Truthound now uses one lifecycle runtime:

- `PluginManager` is the canonical plugin manager
- `EnterprisePluginManager` is an async, capability-driven facade over the same runtime
- Plugins register through stable ports such as `register_check_factory`, `register_data_asset_provider`, `register_reporter`, `register_hook`, and `register_capability`
- Reporter plugins should target the contract-v2 surface where `ValidationRunResult` is the canonical input

## Documentation

- Architecture: [docs/concepts/architecture.md](docs/concepts/architecture.md)
- Plugin platform: [docs/concepts/plugins.md](docs/concepts/plugins.md)
- Reporter SDK: [docs/guides/reporter-sdk.md](docs/guides/reporter-sdk.md)
- Checkpoints: [docs/guides/checkpoints.md](docs/guides/checkpoints.md)
- Migration guide: [docs/guides/migration-2.0.md](docs/guides/migration-2.0.md)
- Legacy archive: [docs/legacy/index.md](docs/legacy/index.md)
- Release notes: [docs/releases/truthound-2.0.md](docs/releases/truthound-2.0.md)
- ADRs: [docs/adr/001-validation-kernel.md](docs/adr/001-validation-kernel.md), [docs/adr/002-plugin-platform.md](docs/adr/002-plugin-platform.md), [docs/adr/003-result-model.md](docs/adr/003-result-model.md), [docs/adr/004-migration-compatibility.md](docs/adr/004-migration-compatibility.md)

## Development

```bash
uv run --frozen --extra dev python -m pytest -q
uv run --frozen --extra dev python -m pytest --collect-only -q tests
uv run --frozen --extra dev python -m pytest -q -m "contract or fault or e2e" -p no:cacheprovider
uv run --frozen --extra dev python -m pytest -q -m "contract or fault or integration or soak or stress or scale_100m or e2e" --run-integration --run-expensive --run-soak -p no:cacheprovider
uv run --frozen --extra dev python docs/scripts/check_links.py --mkdocs mkdocs.yml README.md CLAUDE.md
uv run --frozen --extra dev --extra docs mkdocs build --strict
```

Tests now follow a failure-first lane model:

- `contract`: stable public API and compatibility boundaries
- `fault`: deterministic failure injection, timeout, corruption, and concurrency scenarios
- `integration`: opt-in backend and external-service coverage
- `soak` and `stress`: nightly-only load and chaos coverage

The default local run is intentionally fast.
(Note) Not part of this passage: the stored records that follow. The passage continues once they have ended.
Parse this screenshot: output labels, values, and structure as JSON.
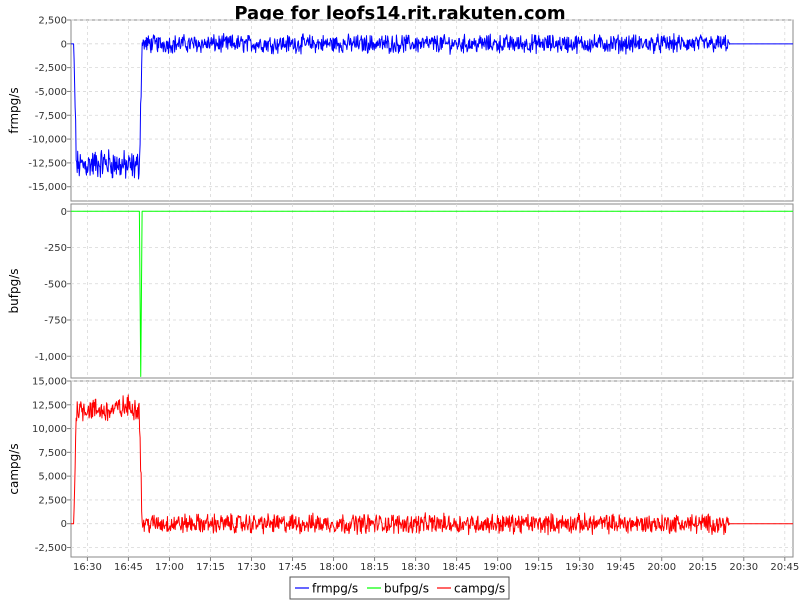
{
  "chart_data": {
    "type": "line",
    "title": "Page for leofs14.rit.rakuten.com",
    "x_ticks": [
      "16:30",
      "16:45",
      "17:00",
      "17:15",
      "17:30",
      "17:45",
      "18:00",
      "18:15",
      "18:30",
      "18:45",
      "19:00",
      "19:15",
      "19:30",
      "19:45",
      "20:00",
      "20:15",
      "20:30",
      "20:45"
    ],
    "x_range": [
      "16:24",
      "20:48"
    ],
    "grid": true,
    "legend_position": "bottom",
    "colors": {
      "frmpg/s": "#0000ff",
      "bufpg/s": "#00ff00",
      "campg/s": "#ff0000"
    },
    "panels": [
      {
        "ylabel": "frmpg/s",
        "y_ticks": [
          "2,500",
          "0",
          "-2,500",
          "-5,000",
          "-7,500",
          "-10,000",
          "-12,500",
          "-15,000"
        ],
        "ylim": [
          -16500,
          2500
        ],
        "series": [
          {
            "name": "frmpg/s",
            "color": "#0000ff",
            "x": [
              "16:24",
              "16:25",
              "16:26",
              "16:37",
              "16:45",
              "16:49",
              "16:50",
              "17:00",
              "17:30",
              "18:00",
              "18:30",
              "19:00",
              "19:30",
              "20:00",
              "20:24",
              "20:25",
              "20:48"
            ],
            "values": [
              0,
              0,
              -12800,
              -12500,
              -12900,
              -12800,
              0,
              0,
              0,
              0,
              0,
              0,
              0,
              0,
              0,
              0,
              0
            ],
            "noise_amplitude": [
              0,
              0,
              2500,
              2500,
              2500,
              2500,
              1500,
              1500,
              1500,
              1500,
              1500,
              1500,
              1500,
              1500,
              1500,
              0,
              0
            ]
          }
        ]
      },
      {
        "ylabel": "bufpg/s",
        "y_ticks": [
          "0",
          "-250",
          "-500",
          "-750",
          "-1,000"
        ],
        "ylim": [
          -1150,
          50
        ],
        "series": [
          {
            "name": "bufpg/s",
            "color": "#00ff00",
            "x": [
              "16:24",
              "16:49",
              "16:49.5",
              "16:50",
              "20:48"
            ],
            "values": [
              0,
              0,
              -1140,
              0,
              0
            ]
          }
        ]
      },
      {
        "ylabel": "campg/s",
        "y_ticks": [
          "15,000",
          "12,500",
          "10,000",
          "7,500",
          "5,000",
          "2,500",
          "0",
          "-2,500"
        ],
        "ylim": [
          -3500,
          15000
        ],
        "series": [
          {
            "name": "campg/s",
            "color": "#ff0000",
            "x": [
              "16:24",
              "16:25",
              "16:26",
              "16:37",
              "16:45",
              "16:49",
              "16:50",
              "17:00",
              "17:30",
              "18:00",
              "18:30",
              "19:00",
              "19:30",
              "20:00",
              "20:24",
              "20:25",
              "20:48"
            ],
            "values": [
              0,
              0,
              12200,
              11800,
              12300,
              12100,
              0,
              0,
              0,
              0,
              0,
              0,
              0,
              0,
              0,
              0,
              0
            ],
            "noise_amplitude": [
              0,
              0,
              2000,
              2000,
              2000,
              2000,
              1600,
              1600,
              1600,
              1600,
              1600,
              1600,
              1600,
              1600,
              1600,
              0,
              0
            ]
          }
        ]
      }
    ],
    "legend": [
      "frmpg/s",
      "bufpg/s",
      "campg/s"
    ]
  }
}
Manual verification artifacts live under `verification/phase6` and are intentionally kept out of pytest discovery.

When adding tests, prefer scenarios that protect public contracts or operational failure modes. Avoid adding default-value, getter/setter, enum-literal, `to_dict()` round-trip, or CSS-string existence tests unless they prove a compatibility boundary that has failed before.